Sensible people might ask themselves why anyone would get the idea to read books from 26 different countries as a New Year’s Resolution. I have stated one of the reason before, that I had realized that almost all books I read were from either the United States or the United Kingdom. There are however few other reasons this has become my obsession. Here is one of them.
My boyfriend’s parents have a holiday house up on an island called Skogsøya in North of Norway that I have visited few times. They kept telling me that one of the most famous Norwegian author, Herbjørg Wassmo, had grown up that island.
I was a bit fascinated and one day decided that it was about time that I read one of her books. It ended up being a bookclub book that I read while on one of those visits to the island. The House with Blind Glass Window is a sad story about Tora, a young girl that grows up on the island. She is the daughter of a German soldier and a Norwegian woman after the WW2, something that was looked down on back in the days. She lives with her mother and abusive stepfather and the story is about her hard life. The book is beautifully written with a haunting nightmarish story that is bound to leave a mark on you.
I read the book while sitting in the living room looking over a small bay at a beautiful white mansion-like house called Breistrand. It stands out on the island and you can’t help but admire it and its location. I was later told by one of the locals that the rumor says that Herbjørg Wassmo is using that particular house as a model for the house with the blind glass window in her book.
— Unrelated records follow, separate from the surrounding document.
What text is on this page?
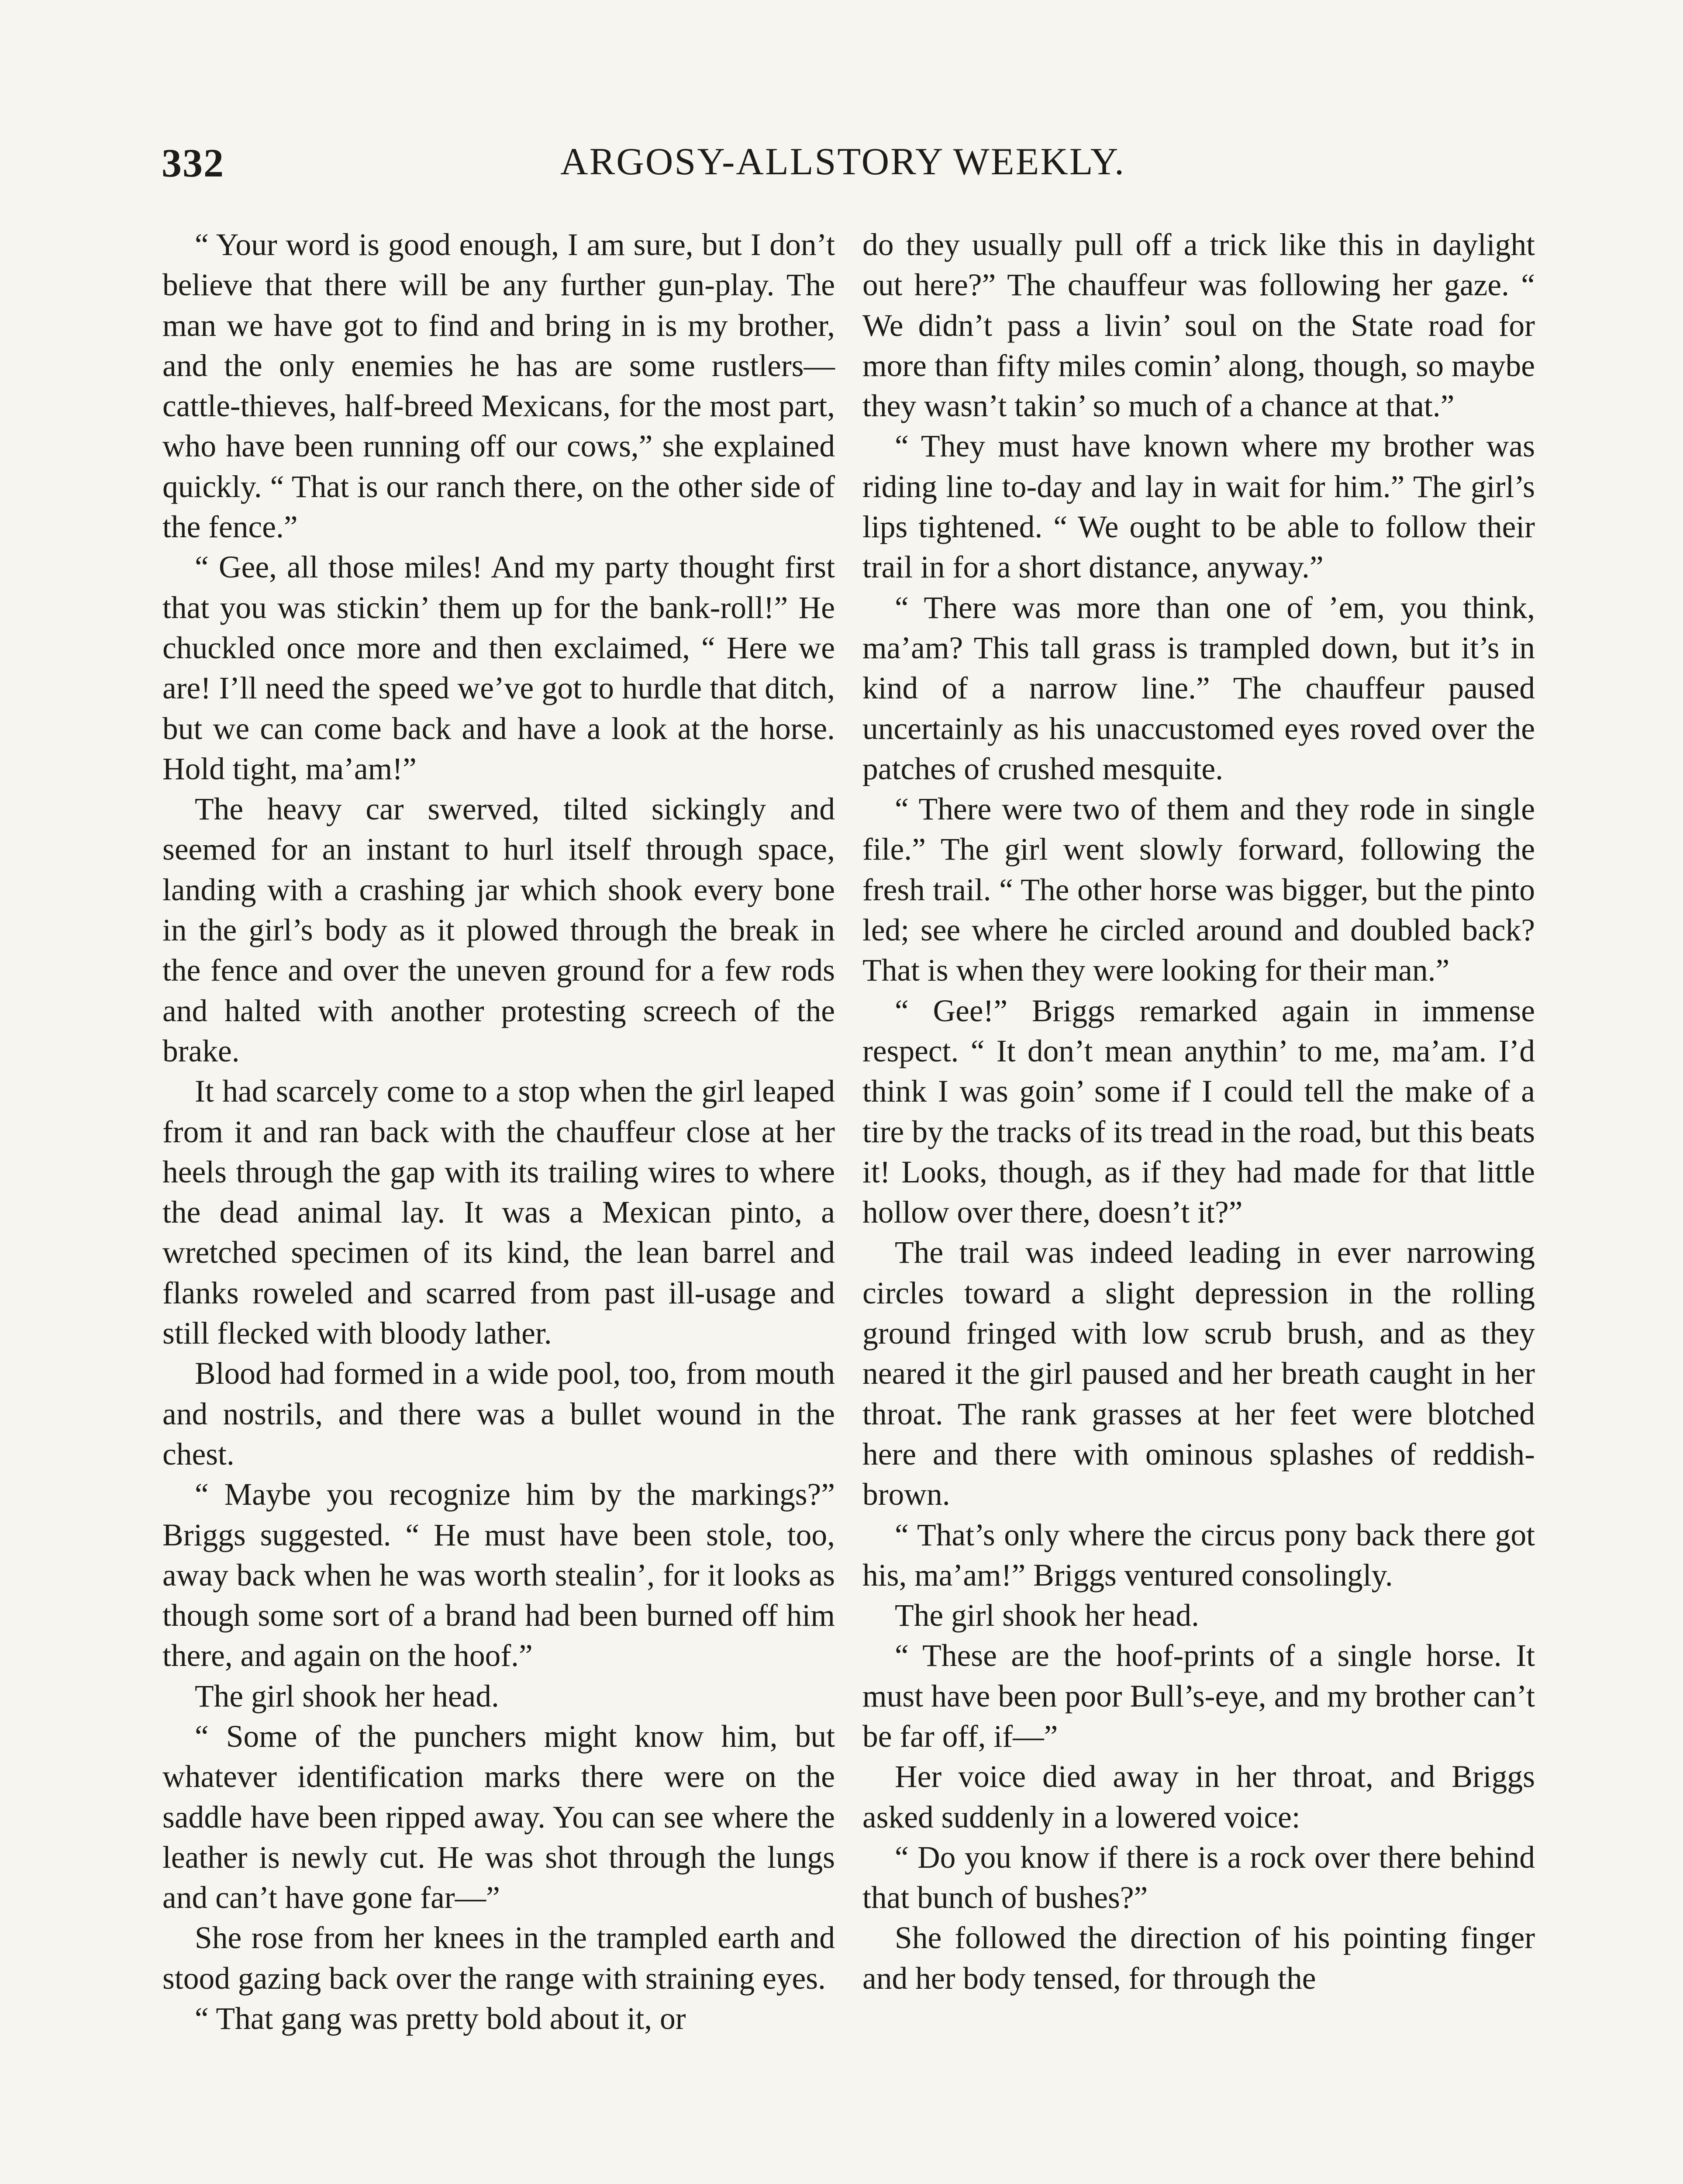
332	ARGOSY-ALLSTORY WEEKLY.

“ Your word is good enough, I am sure, but I don’t believe that there will be any further gun-play. The man we have got to find and bring in is my brother, and the only enemies he has are some rustlers—cattle-thieves, half-breed Mexicans, for the most part, who have been running off our cows,” she explained quickly. “ That is our ranch there, on the other side of the fence.”

“ Gee, all those miles! And my party thought first that you was stickin’ them up for the bank-roll!” He chuckled once more and then exclaimed, “ Here we are! I’ll need the speed we’ve got to hurdle that ditch, but we can come back and have a look at the horse. Hold tight, ma’am!”

The heavy car swerved, tilted sickingly and seemed for an instant to hurl itself through space, landing with a crashing jar which shook every bone in the girl’s body as it plowed through the break in the fence and over the uneven ground for a few rods and halted with another protesting screech of the brake.

It had scarcely come to a stop when the girl leaped from it and ran back with the chauffeur close at her heels through the gap with its trailing wires to where the dead animal lay. It was a Mexican pinto, a wretched specimen of its kind, the lean barrel and flanks roweled and scarred from past ill-usage and still flecked with bloody lather.

Blood had formed in a wide pool, too, from mouth and nostrils, and there was a bullet wound in the chest.

“ Maybe you recognize him by the markings?” Briggs suggested. “ He must have been stole, too, away back when he was worth stealin’, for it looks as though some sort of a brand had been burned off him there, and again on the hoof.”

The girl shook her head.

“ Some of the punchers might know him, but whatever identification marks there were on the saddle have been ripped away. You can see where the leather is newly cut. He was shot through the lungs and can’t have gone far—”

She rose from her knees in the trampled earth and stood gazing back over the range with straining eyes.

“ That gang was pretty bold about it, or

do they usually pull off a trick like this in daylight out here?” The chauffeur was following her gaze. “ We didn’t pass a livin’ soul on the State road for more than fifty miles comin’ along, though, so maybe they wasn’t takin’ so much of a chance at that.”

“ They must have known where my brother was riding line to-day and lay in wait for him.” The girl’s lips tightened. “ We ought to be able to follow their trail in for a short distance, anyway.”

“ There was more than one of ’em, you think, ma’am? This tall grass is trampled down, but it’s in kind of a narrow line.” The chauffeur paused uncertainly as his unaccustomed eyes roved over the patches of crushed mesquite.

“ There were two of them and they rode in single file.” The girl went slowly forward, following the fresh trail. “ The other horse was bigger, but the pinto led; see where he circled around and doubled back? That is when they were looking for their man.”

“ Gee!” Briggs remarked again in immense respect. “ It don’t mean anythin’ to me, ma’am. I’d think I was goin’ some if I could tell the make of a tire by the tracks of its tread in the road, but this beats it! Looks, though, as if they had made for that little hollow over there, doesn’t it?”

The trail was indeed leading in ever narrowing circles toward a slight depression in the rolling ground fringed with low scrub brush, and as they neared it the girl paused and her breath caught in her throat. The rank grasses at her feet were blotched here and there with ominous splashes of reddish-brown.

“ That’s only where the circus pony back there got his, ma’am!” Briggs ventured consolingly.

The girl shook her head.

“ These are the hoof-prints of a single horse. It must have been poor Bull’s-eye, and my brother can’t be far off, if—”

Her voice died away in her throat, and Briggs asked suddenly in a lowered voice:

“ Do you know if there is a rock over there behind that bunch of bushes?”

She followed the direction of his pointing finger and her body tensed, for through the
All of a sudden a location from a book stepped out of its pages and became more real. The roots of the book to this island were obvious. Ever since then I have been trying to read books that fit the location I am visiting. Either that they take place there or that the author is born in that place/country.
I visited Skogsøya again this winter and tried to repeat my success by reading Wassmo’s latest book Hundre år. Unfortunately, that book is the mere shadow of her previous work. It tells her own family history and goes into details about her own childhood and childhood abuse. It however never reached the same depth, felt a bit simplistic and at times written in a hurry. Hence it took me this long to write about it. I only give it 2.5 out of 5 stars. Rather read her The House with Blind Glass Window which is a 5 star book!